ココロ社

主著は『モテる小説』『忍耐力養成ドリル』『マイナス思考法講座』です。連絡先はkokoroshaアットマークkitty.jp

「プライス・コレクション」は国辱的企画かもしれない

「プライス・コレクション」見たい!しかし、東京国立博物館は、秋にはあの、向源寺(滋賀)十一面観音像もやってくるし、年内に何度行くことになるのだろうか。十一面観音が見たい!って書いておけば秋に当たってるかなぁ…プライスコレクションの方は、ペアチケットじゃないか。1人で2回行くのはダメなんだろうか。ぼくはすばやく見終わってしまうタイプなので、人といっしょに行くのは無理。人と一緒に博物館に行く人って「ああ、もっと見たいけど連れが飽きている」とか「ああ、もう飽きたのに連れが熱心に見ている」とか思ってしまって、作品を見にきたのか、連れを見にきたのかまったくわからなくなってしまうのではなかろうか。完全に割りきって、あいだみつを美術館にすれば、連れに集中できていいのかなと思う。すてきな女の人と行くなら、やっぱりあいだみつを美術館が一番!

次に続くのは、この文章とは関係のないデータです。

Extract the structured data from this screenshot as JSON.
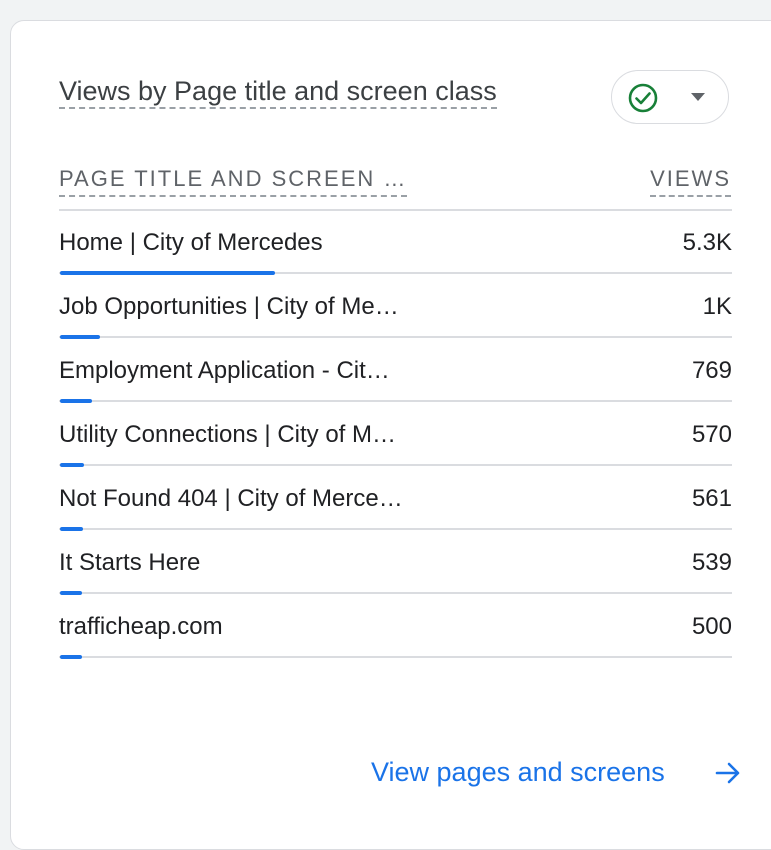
{
  "card": {
    "title": "Views by Page title and screen class",
    "status_icon": "check-circle-icon",
    "dropdown_icon": "caret-down-icon"
  },
  "table": {
    "columns": [
      "PAGE TITLE AND SCREEN …",
      "VIEWS"
    ],
    "rows": [
      {
        "title": "Home | City of Mercedes",
        "views": "5.3K",
        "share": 0.32
      },
      {
        "title": "Job Opportunities | City of Me…",
        "views": "1K",
        "share": 0.06
      },
      {
        "title": "Employment Application - Cit…",
        "views": "769",
        "share": 0.047
      },
      {
        "title": "Utility Connections | City of M…",
        "views": "570",
        "share": 0.035
      },
      {
        "title": "Not Found 404 | City of Merce…",
        "views": "561",
        "share": 0.034
      },
      {
        "title": "It Starts Here",
        "views": "539",
        "share": 0.033
      },
      {
        "title": "trafficheap.com",
        "views": "500",
        "share": 0.03
      }
    ]
  },
  "footer": {
    "link_label": "View pages and screens",
    "link_icon": "arrow-right-icon"
  },
  "colors": {
    "accent": "#1a73e8",
    "success": "#188038",
    "divider": "#dadce0"
  }
}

ここでやっと本題。プライス・コレクションは、伊藤若冲がメインだけど、曾我蕭白の『寒山拾得図』とかも出たりして、つまり江戸の名画がいろいろなんですが、その充実ぶりが、逆に、「日本文化(の一面)が、ないがしろにされてきた」ということを雄弁に物語っていると言えると思うのです。最近になって曾我蕭白の『群仙図屏風』とかを文化庁が海外から買い戻したりしてるけど、数十年前まで、伊藤若冲曾我蕭白のよさを日本人は見出すことができなかったという事実があるわけです。辻惟雄が『奇想の系譜』を出さなかったら、今もそのままかもしれなかったわけだし、ハートフルなプライス様じゃなくて、もっと変な金持ち外人が買ってたら、居間の端っこに飾られて「ディスイズ・ジャパニーズ・ストレンジ・アート!ハッハッハ!バッシャーン!(←朝食のミルクをかけたシリアルを若冲の『猛虎図』にかけてしまい、虎がホワイトタイガーになった)」とか、そういう感じだったかもしれない。その意味で、プライスコレクションを東京国立博物館で見せるというのは国辱ものかもしれない。まあ、最近、文部科学省が愛国愛国とか言ってるけど、この有様ですわ…まあ、日本にあっても、自分のものになるわけじゃなし、見られればそれでいいんですが、「愛国」とか言ってる香具師のお里が知れるっちゅう話です。